La domanda, per nulla retorica, è di grande attualità perché, quasi all’insaputa della comunità internazionale, è esattamente quanto sta accadendo. Il 29 marzo scorso infatti, la Human Rights Commission dell’Onu, ha approvato con 23 voti a favore, 11 contrari e 13 astenuti, una risoluzione, presentata dal Pakistan, che dice, letteralmente, che “il diffamare la religione è un serio affronto alla dignità umana che porta ad una restrizione della libertà dei suoi aderenti ed all’incitamento della violenza religiosa” e che “l’Islam è frequentemente ed erroneamente associato alle violazioni dei diritti umani ed al terrorismo”. A spingere affinché la risoluzione venisse approvata è stata l’Organizzazione della Conferenza Islamica, ente sovrannazionale che raggruppa 57 nazioni che sono accomunate dal fatto di essere a maggioranza musulmana. Solo gli Stati che hanno più del 50% di cittadini di fede islamica possono aderire all’organizzazione, il cui scopo dichiarato è proteggere gli interessi ed i valori sociali degli Stati membri. L’Organizazione, forte del peso numerico, negli ultimi anni ha agito con sempre maggiore frequenza ed intensità ai più alti livelli delle istanze governative dell’Onu. Il recente show teatrale di Gheddafi e i deliri antisraeliani del presidente iraniano, sembrano essere il risultato di anni di paziente lavoro di lobby del gruppo di pressione delle nazioni islamiche che, lentamente, sta schiacciando le resistenze con l’accusa di islamofobia. A questo si aggiunge l’importanza economica del petrolio da cui continuano a dipendere ciecamente gli Stati occidentali ed i cui proventi alimentano in maniera incessante le varie realtà del fondamentalismo islamico. I rappresentanti degli Stati musulmani appaiono guidati più da interessi di tipo religioso che da istanze, come dovrebbe essere, nazionali. Le diversità nazionali vengono azzerate per essere sostituite, nei discorsi e nelle piattaforme rivendicative, da una sola ed unica identità: quella islamica. L’adesione ai principi dell’Islam o ad una interpretazione conservatrice ed integralista degli stessi è il motore propulsore di tutte le istanze del gruppo di nazioni musulmane.
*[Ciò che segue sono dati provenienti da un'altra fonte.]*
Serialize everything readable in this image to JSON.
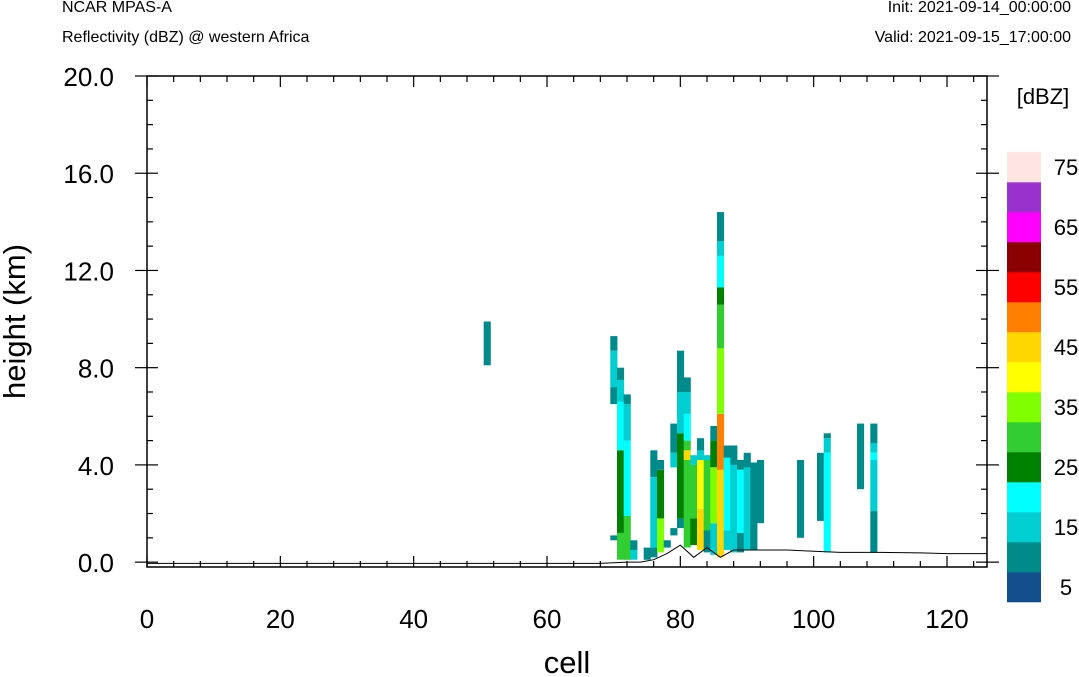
{
  "header": {
    "model": "NCAR MPAS-A",
    "subtitle": "Reflectivity (dBZ) @ western Africa",
    "init": "Init: 2021-09-14_00:00:00",
    "valid": "Valid: 2021-09-15_17:00:00"
  },
  "chart_data": {
    "type": "heatmap",
    "title": "Reflectivity (dBZ) @ western Africa",
    "xlabel": "cell",
    "ylabel": "height (km)",
    "xlim": [
      0,
      126
    ],
    "ylim": [
      -0.2,
      20
    ],
    "x_ticks": [
      "0",
      "20",
      "40",
      "60",
      "80",
      "100",
      "120"
    ],
    "y_ticks": [
      "0.0",
      "4.0",
      "8.0",
      "12.0",
      "16.0",
      "20.0"
    ],
    "colorbar": {
      "unit": "[dBZ]",
      "labels": [
        "5",
        "15",
        "25",
        "35",
        "45",
        "55",
        "65",
        "75"
      ],
      "colors": [
        "#134f8c",
        "#008b8b",
        "#00ced1",
        "#00ffff",
        "#008000",
        "#32cd32",
        "#7fff00",
        "#ffff00",
        "#ffd700",
        "#ff8000",
        "#ff0000",
        "#8b0000",
        "#ff00ff",
        "#9932cc",
        "#ffe4e1"
      ]
    },
    "columns": [
      {
        "cell": 51,
        "segments": [
          {
            "y0": 8.1,
            "y1": 9.9,
            "dbz": 5
          }
        ]
      },
      {
        "cell": 70,
        "segments": [
          {
            "y0": 0.9,
            "y1": 1.1,
            "dbz": 5
          },
          {
            "y0": 6.5,
            "y1": 7.2,
            "dbz": 5
          },
          {
            "y0": 7.2,
            "y1": 8.7,
            "dbz": 10
          },
          {
            "y0": 8.7,
            "y1": 9.3,
            "dbz": 5
          }
        ]
      },
      {
        "cell": 71,
        "segments": [
          {
            "y0": 0.1,
            "y1": 1.2,
            "dbz": 25
          },
          {
            "y0": 1.2,
            "y1": 4.6,
            "dbz": 20
          },
          {
            "y0": 4.6,
            "y1": 6.6,
            "dbz": 15
          },
          {
            "y0": 6.6,
            "y1": 7.5,
            "dbz": 10
          },
          {
            "y0": 7.5,
            "y1": 8.0,
            "dbz": 5
          }
        ]
      },
      {
        "cell": 72,
        "segments": [
          {
            "y0": 0.1,
            "y1": 1.9,
            "dbz": 25
          },
          {
            "y0": 1.9,
            "y1": 5.0,
            "dbz": 15
          },
          {
            "y0": 5.0,
            "y1": 6.5,
            "dbz": 10
          },
          {
            "y0": 6.5,
            "y1": 6.9,
            "dbz": 5
          }
        ]
      },
      {
        "cell": 73,
        "segments": [
          {
            "y0": 0.1,
            "y1": 0.5,
            "dbz": 10
          },
          {
            "y0": 0.5,
            "y1": 0.9,
            "dbz": 5
          }
        ]
      },
      {
        "cell": 75,
        "segments": [
          {
            "y0": 0.1,
            "y1": 0.6,
            "dbz": 5
          }
        ]
      },
      {
        "cell": 76,
        "segments": [
          {
            "y0": 0.2,
            "y1": 0.6,
            "dbz": 5
          },
          {
            "y0": 0.6,
            "y1": 3.5,
            "dbz": 10
          },
          {
            "y0": 3.5,
            "y1": 4.6,
            "dbz": 5
          }
        ]
      },
      {
        "cell": 77,
        "segments": [
          {
            "y0": 0.4,
            "y1": 1.8,
            "dbz": 30
          },
          {
            "y0": 1.8,
            "y1": 3.8,
            "dbz": 20
          },
          {
            "y0": 3.8,
            "y1": 4.2,
            "dbz": 5
          }
        ]
      },
      {
        "cell": 78,
        "segments": [
          {
            "y0": 0.6,
            "y1": 0.9,
            "dbz": 5
          }
        ]
      },
      {
        "cell": 79,
        "segments": [
          {
            "y0": 1.1,
            "y1": 1.4,
            "dbz": 5
          },
          {
            "y0": 3.9,
            "y1": 4.5,
            "dbz": 10
          },
          {
            "y0": 4.5,
            "y1": 5.7,
            "dbz": 5
          }
        ]
      },
      {
        "cell": 80,
        "segments": [
          {
            "y0": 1.4,
            "y1": 1.8,
            "dbz": 5
          },
          {
            "y0": 1.8,
            "y1": 5.3,
            "dbz": 20
          },
          {
            "y0": 5.3,
            "y1": 7.0,
            "dbz": 10
          },
          {
            "y0": 7.0,
            "y1": 8.7,
            "dbz": 5
          }
        ]
      },
      {
        "cell": 81,
        "segments": [
          {
            "y0": 0.6,
            "y1": 4.2,
            "dbz": 25
          },
          {
            "y0": 4.2,
            "y1": 4.6,
            "dbz": 40
          },
          {
            "y0": 4.6,
            "y1": 5.0,
            "dbz": 25
          },
          {
            "y0": 5.0,
            "y1": 6.1,
            "dbz": 15
          },
          {
            "y0": 6.1,
            "y1": 7.0,
            "dbz": 10
          },
          {
            "y0": 7.0,
            "y1": 7.6,
            "dbz": 5
          }
        ]
      },
      {
        "cell": 82,
        "segments": [
          {
            "y0": 0.7,
            "y1": 1.8,
            "dbz": 20
          },
          {
            "y0": 1.8,
            "y1": 4.0,
            "dbz": 25
          },
          {
            "y0": 4.0,
            "y1": 4.4,
            "dbz": 10
          }
        ]
      },
      {
        "cell": 83,
        "segments": [
          {
            "y0": 0.5,
            "y1": 2.2,
            "dbz": 40
          },
          {
            "y0": 2.2,
            "y1": 4.2,
            "dbz": 35
          },
          {
            "y0": 4.2,
            "y1": 4.6,
            "dbz": 10
          },
          {
            "y0": 4.6,
            "y1": 5.1,
            "dbz": 5
          }
        ]
      },
      {
        "cell": 84,
        "segments": [
          {
            "y0": 0.4,
            "y1": 1.3,
            "dbz": 5
          },
          {
            "y0": 1.3,
            "y1": 4.2,
            "dbz": 25
          },
          {
            "y0": 4.2,
            "y1": 4.4,
            "dbz": 10
          }
        ]
      },
      {
        "cell": 85,
        "segments": [
          {
            "y0": 0.3,
            "y1": 1.6,
            "dbz": 10
          },
          {
            "y0": 1.6,
            "y1": 3.9,
            "dbz": 30
          },
          {
            "y0": 3.9,
            "y1": 5.0,
            "dbz": 20
          },
          {
            "y0": 5.0,
            "y1": 5.6,
            "dbz": 5
          }
        ]
      },
      {
        "cell": 86,
        "segments": [
          {
            "y0": 0.2,
            "y1": 3.8,
            "dbz": 40
          },
          {
            "y0": 3.8,
            "y1": 6.1,
            "dbz": 45
          },
          {
            "y0": 6.1,
            "y1": 8.8,
            "dbz": 30
          },
          {
            "y0": 8.8,
            "y1": 10.6,
            "dbz": 25
          },
          {
            "y0": 10.6,
            "y1": 11.3,
            "dbz": 20
          },
          {
            "y0": 11.3,
            "y1": 12.6,
            "dbz": 15
          },
          {
            "y0": 12.6,
            "y1": 13.2,
            "dbz": 10
          },
          {
            "y0": 13.2,
            "y1": 14.4,
            "dbz": 5
          }
        ]
      },
      {
        "cell": 87,
        "segments": [
          {
            "y0": 0.5,
            "y1": 1.3,
            "dbz": 10
          },
          {
            "y0": 1.3,
            "y1": 4.3,
            "dbz": 15
          },
          {
            "y0": 4.3,
            "y1": 4.8,
            "dbz": 5
          }
        ]
      },
      {
        "cell": 88,
        "segments": [
          {
            "y0": 0.4,
            "y1": 4.0,
            "dbz": 10
          },
          {
            "y0": 4.0,
            "y1": 4.8,
            "dbz": 5
          }
        ]
      },
      {
        "cell": 89,
        "segments": [
          {
            "y0": 0.4,
            "y1": 1.2,
            "dbz": 5
          },
          {
            "y0": 1.2,
            "y1": 3.8,
            "dbz": 15
          },
          {
            "y0": 3.8,
            "y1": 4.2,
            "dbz": 5
          }
        ]
      },
      {
        "cell": 90,
        "segments": [
          {
            "y0": 0.5,
            "y1": 3.9,
            "dbz": 10
          },
          {
            "y0": 3.9,
            "y1": 4.5,
            "dbz": 5
          }
        ]
      },
      {
        "cell": 91,
        "segments": [
          {
            "y0": 0.5,
            "y1": 4.1,
            "dbz": 5
          }
        ]
      },
      {
        "cell": 92,
        "segments": [
          {
            "y0": 1.6,
            "y1": 4.2,
            "dbz": 5
          }
        ]
      },
      {
        "cell": 98,
        "segments": [
          {
            "y0": 1.0,
            "y1": 4.2,
            "dbz": 5
          }
        ]
      },
      {
        "cell": 101,
        "segments": [
          {
            "y0": 1.7,
            "y1": 4.5,
            "dbz": 5
          }
        ]
      },
      {
        "cell": 102,
        "segments": [
          {
            "y0": 0.4,
            "y1": 4.5,
            "dbz": 15
          },
          {
            "y0": 4.5,
            "y1": 5.1,
            "dbz": 10
          },
          {
            "y0": 5.1,
            "y1": 5.3,
            "dbz": 5
          }
        ]
      },
      {
        "cell": 107,
        "segments": [
          {
            "y0": 3.0,
            "y1": 5.7,
            "dbz": 5
          }
        ]
      },
      {
        "cell": 109,
        "segments": [
          {
            "y0": 0.4,
            "y1": 2.1,
            "dbz": 5
          },
          {
            "y0": 2.1,
            "y1": 4.2,
            "dbz": 10
          },
          {
            "y0": 4.2,
            "y1": 4.5,
            "dbz": 15
          },
          {
            "y0": 4.5,
            "y1": 4.9,
            "dbz": 10
          },
          {
            "y0": 4.9,
            "y1": 5.7,
            "dbz": 5
          }
        ]
      }
    ],
    "terrain": [
      [
        0,
        -0.05
      ],
      [
        68,
        -0.05
      ],
      [
        72,
        0.0
      ],
      [
        74,
        0.0
      ],
      [
        76,
        0.1
      ],
      [
        78,
        0.35
      ],
      [
        80,
        0.7
      ],
      [
        82,
        0.2
      ],
      [
        84,
        0.6
      ],
      [
        86,
        0.2
      ],
      [
        88,
        0.5
      ],
      [
        90,
        0.5
      ],
      [
        92,
        0.5
      ],
      [
        96,
        0.5
      ],
      [
        100,
        0.45
      ],
      [
        104,
        0.4
      ],
      [
        110,
        0.4
      ],
      [
        116,
        0.38
      ],
      [
        120,
        0.35
      ],
      [
        126,
        0.35
      ]
    ]
  }
}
I primi risultati di ciò si erano già visti durante la Conferenza di Durban contro il razzismo. Quello che avrebbe dovuto essere un momento di riflessione e di presa di posizione contro le varie forme di razzismo, è diventato un festival di odio antiisraeliano ed antiebraico. Israele è finita nel banco degli imputati come nazione razzista e fautrice di apartheid e i più vecchi e beceri miti negativi sugli ebrei sono tornati prepotentemente alla ribalta. Con buona pace dei popoli indigeni dell’Amazzonia o delle donne dalit in India, le cui istanze hanno trovato ben poca attenzione, forse perché considerate meno importanti di quelle dei palestinesi.
Altro esempio di azione dell’Organizzazione della Conferenza Islamica si è visto successivamente alla pubblicazione delle vignette satiriche su Maometto. Diversi Ministri degli Esteri di nazioni islamiche hanno preteso scuse ufficiali, hanno aizzato le folle che hanno inscenato manifestazioni violente, grazie anche al contributo di vari imam e delle loro predicazioni istigatrici.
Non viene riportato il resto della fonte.